In particular, they would not allow the tracking app to inform public health authorities of potentially infected persons. This was intended to protect the privacy of the users and build trust in the apps, but it also keeps public health authorities in the dark about the potential spread of the pandemic precisely at a time when through the partial reopening of the economy and society, much information about new local outbreaks are needed. It means that public authorities don’t have the relevant information to decide well.

 

This created controversy especially in Europe. The French government strongly criticized Apple and Google and announced that they would build an alternative app. Germany on the other hand switched away from working with France and joined the Apple and Google camp. 


Great Britain, originally also in the French camp, is reevaluating its position. The different choices in Europe will lead to very different national tracking apps, and potentially limit interoperability across borders – and thus perhaps unduly limit the ability of individual travel. Across the Atlantic, the US has yet to make a definitive decision.

 

Regardless of the details of the debates, it is quite shocking that nations cannot build the apps they need because the providers of the smartphone systems do not let them. Shouldn’t societies be able to choose what they need? 

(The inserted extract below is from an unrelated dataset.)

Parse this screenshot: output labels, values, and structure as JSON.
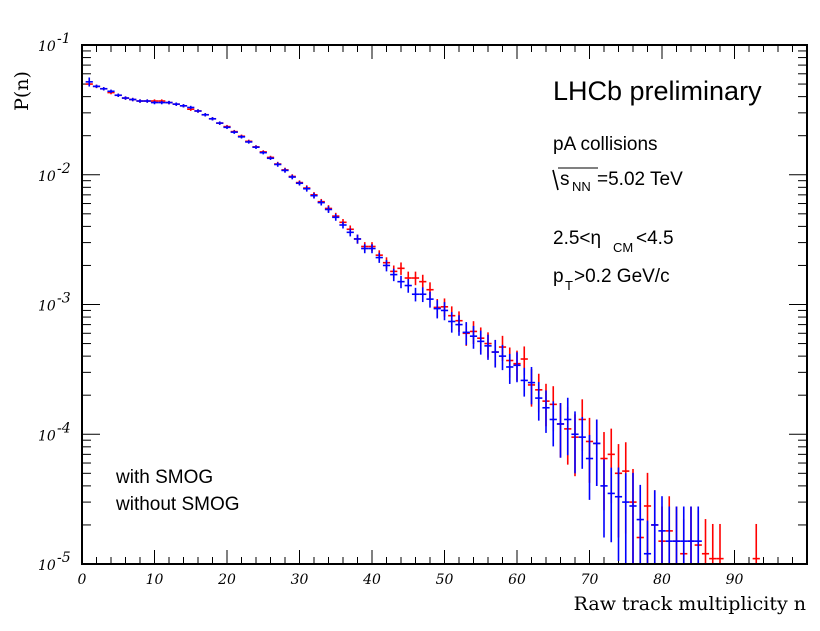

In this context, the Chinese choice, initially born out of necessity and the need to act quickly, seems to offer at least independence and include the ability to implement data gathering and data analytics to fight the pandemic based on societal needs and preferences.

 

In this episode we examined the epidemic assessment and tracking apps that are in use in many nations around the world, how they are built on Big Data and can facilitate AI-based analysis for public health authorities and individuals to make better decisions and improve the chances to manage and conquer the virus.

 

Just consider how valuable early localized information about potential infections is: it helps local authorities to adjust local rules, but AI and data analytics will also lead to better predictions about how the virus spreads and when: novel patterns in the data are discovered, and new insights gleaned from. 


This will make it easier to differentiate risk, and to ensure that we limit the spread of the infection while also keeping life as normal as possible. With Big Data and AI there is a direct line from collecting data to analyzing it to making better decisions so that we can ensure even in these challenging times that we stay healthy.